Expert commentary. Bryan C. Keane, partner at Dorsey & Whitney, reflected on the Court’s opinion. “The Court’s decision in Lamps Plus—coupled with its earlier decision in Stolt-Nielsen—provide a significant barrier (perhaps a nearly insurmountable barrier) to arbitration on a classwide basis, absent express consent to class arbitration in the parties’ agreement.”

Keane continued that “if the parties wish to consent to class arbitration, then such consent ought to be included expressly in the parties’ agreement. At minimum, however, something more than “ambiguity”—i.e., some indicia of the parties’ intent to permit classwide arbitration—will be required for a court to be able to compel arbitration on a classwide basis,” Keane says.
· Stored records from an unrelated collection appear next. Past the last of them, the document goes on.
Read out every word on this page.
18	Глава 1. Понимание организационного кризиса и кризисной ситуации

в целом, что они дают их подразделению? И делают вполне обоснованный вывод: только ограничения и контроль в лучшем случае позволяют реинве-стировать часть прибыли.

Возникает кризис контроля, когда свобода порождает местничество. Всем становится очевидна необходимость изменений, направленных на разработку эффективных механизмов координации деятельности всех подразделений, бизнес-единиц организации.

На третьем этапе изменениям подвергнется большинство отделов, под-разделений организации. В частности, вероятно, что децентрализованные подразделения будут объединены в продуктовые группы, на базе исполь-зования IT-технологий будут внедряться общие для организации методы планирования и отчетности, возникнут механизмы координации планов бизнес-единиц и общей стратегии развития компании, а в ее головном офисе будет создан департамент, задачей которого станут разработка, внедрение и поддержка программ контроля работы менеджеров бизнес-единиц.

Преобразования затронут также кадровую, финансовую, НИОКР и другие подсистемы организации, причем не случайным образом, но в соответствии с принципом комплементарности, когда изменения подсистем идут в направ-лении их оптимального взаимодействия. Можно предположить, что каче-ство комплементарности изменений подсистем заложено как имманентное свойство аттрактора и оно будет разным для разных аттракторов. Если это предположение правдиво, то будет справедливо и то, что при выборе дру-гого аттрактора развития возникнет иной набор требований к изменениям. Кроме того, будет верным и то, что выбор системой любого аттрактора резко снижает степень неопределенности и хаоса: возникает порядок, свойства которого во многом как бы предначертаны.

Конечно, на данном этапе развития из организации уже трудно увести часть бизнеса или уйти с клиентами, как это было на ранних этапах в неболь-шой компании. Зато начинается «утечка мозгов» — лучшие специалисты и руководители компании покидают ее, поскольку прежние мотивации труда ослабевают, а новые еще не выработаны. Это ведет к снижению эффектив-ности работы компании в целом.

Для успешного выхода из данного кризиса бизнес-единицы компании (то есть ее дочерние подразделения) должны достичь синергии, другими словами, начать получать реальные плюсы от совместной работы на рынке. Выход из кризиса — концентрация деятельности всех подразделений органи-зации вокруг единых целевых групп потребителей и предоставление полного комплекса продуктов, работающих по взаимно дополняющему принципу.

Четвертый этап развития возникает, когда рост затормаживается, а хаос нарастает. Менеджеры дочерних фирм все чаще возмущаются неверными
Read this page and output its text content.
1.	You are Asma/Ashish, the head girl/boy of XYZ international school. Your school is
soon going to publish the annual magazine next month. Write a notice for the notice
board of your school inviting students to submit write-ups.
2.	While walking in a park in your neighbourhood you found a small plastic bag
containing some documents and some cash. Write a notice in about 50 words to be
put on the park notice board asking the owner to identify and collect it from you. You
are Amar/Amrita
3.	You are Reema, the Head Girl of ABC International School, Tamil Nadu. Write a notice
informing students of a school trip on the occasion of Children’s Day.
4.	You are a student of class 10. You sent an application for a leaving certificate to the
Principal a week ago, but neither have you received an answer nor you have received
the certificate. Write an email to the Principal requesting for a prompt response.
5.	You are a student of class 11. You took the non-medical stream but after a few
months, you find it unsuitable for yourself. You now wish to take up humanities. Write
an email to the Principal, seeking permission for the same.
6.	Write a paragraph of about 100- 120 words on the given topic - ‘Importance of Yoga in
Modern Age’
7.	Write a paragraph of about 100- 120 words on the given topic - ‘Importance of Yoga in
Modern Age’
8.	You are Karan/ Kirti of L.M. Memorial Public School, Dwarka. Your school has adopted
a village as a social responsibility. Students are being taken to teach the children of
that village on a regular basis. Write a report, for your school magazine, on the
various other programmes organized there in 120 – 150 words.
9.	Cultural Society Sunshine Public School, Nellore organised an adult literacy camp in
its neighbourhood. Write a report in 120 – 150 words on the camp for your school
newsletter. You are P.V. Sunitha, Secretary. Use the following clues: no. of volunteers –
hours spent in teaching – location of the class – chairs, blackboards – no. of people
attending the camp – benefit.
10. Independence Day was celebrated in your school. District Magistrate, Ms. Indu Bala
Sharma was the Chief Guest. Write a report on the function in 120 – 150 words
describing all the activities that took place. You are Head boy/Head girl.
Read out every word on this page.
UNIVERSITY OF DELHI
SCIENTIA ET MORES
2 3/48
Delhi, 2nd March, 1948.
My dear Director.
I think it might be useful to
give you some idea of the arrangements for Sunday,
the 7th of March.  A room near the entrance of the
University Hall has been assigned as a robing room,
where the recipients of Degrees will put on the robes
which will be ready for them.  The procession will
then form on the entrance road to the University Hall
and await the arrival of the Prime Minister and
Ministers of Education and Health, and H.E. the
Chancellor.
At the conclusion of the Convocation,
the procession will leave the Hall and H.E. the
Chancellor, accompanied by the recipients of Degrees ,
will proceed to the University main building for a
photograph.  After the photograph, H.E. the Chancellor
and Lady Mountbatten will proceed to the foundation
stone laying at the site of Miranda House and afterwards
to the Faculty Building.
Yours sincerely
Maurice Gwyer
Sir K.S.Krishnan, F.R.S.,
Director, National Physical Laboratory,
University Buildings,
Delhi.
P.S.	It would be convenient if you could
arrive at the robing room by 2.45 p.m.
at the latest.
Open question: Who decides issue of class arbitration? But Keane further explained that the Court was neither asked to nor did address whether availability of class arbitration is a question of arbitrability to be decided by an arbitrator. “Certainly, a party should anticipate that arbitration claimants will continue to argue that the issue of class arbitration is a matter of arbitrability to be resolved by an arbitrator and not a court. Accordingly, it is important for parties to understand what their arbitration agreements and referenced or applicable arbitration rules provide with respect to questions of arbitrability (and to revise such agreements accordingly) if they desire to ensure the issue of class arbitration is not deemed one of arbitrability to be decided by the arbitrator,” Keane stressed.

Settled law: Silence = arbitration. Seyfarth Shaw employment litigation partner Richard L. Alfred agreed that the ruling is “a big victory for the large number of employers that maintain arbitration agreements with common clauses that simply invoke arbitration as the proper forum for resolving employment disputes without an express statement including class or collective arbitration in that mandate.”

He continued: “In such circumstances, there is no longer any question that only individual, not class or collective arbitration may be allowed as a result of today’s Lamps Plus decision.”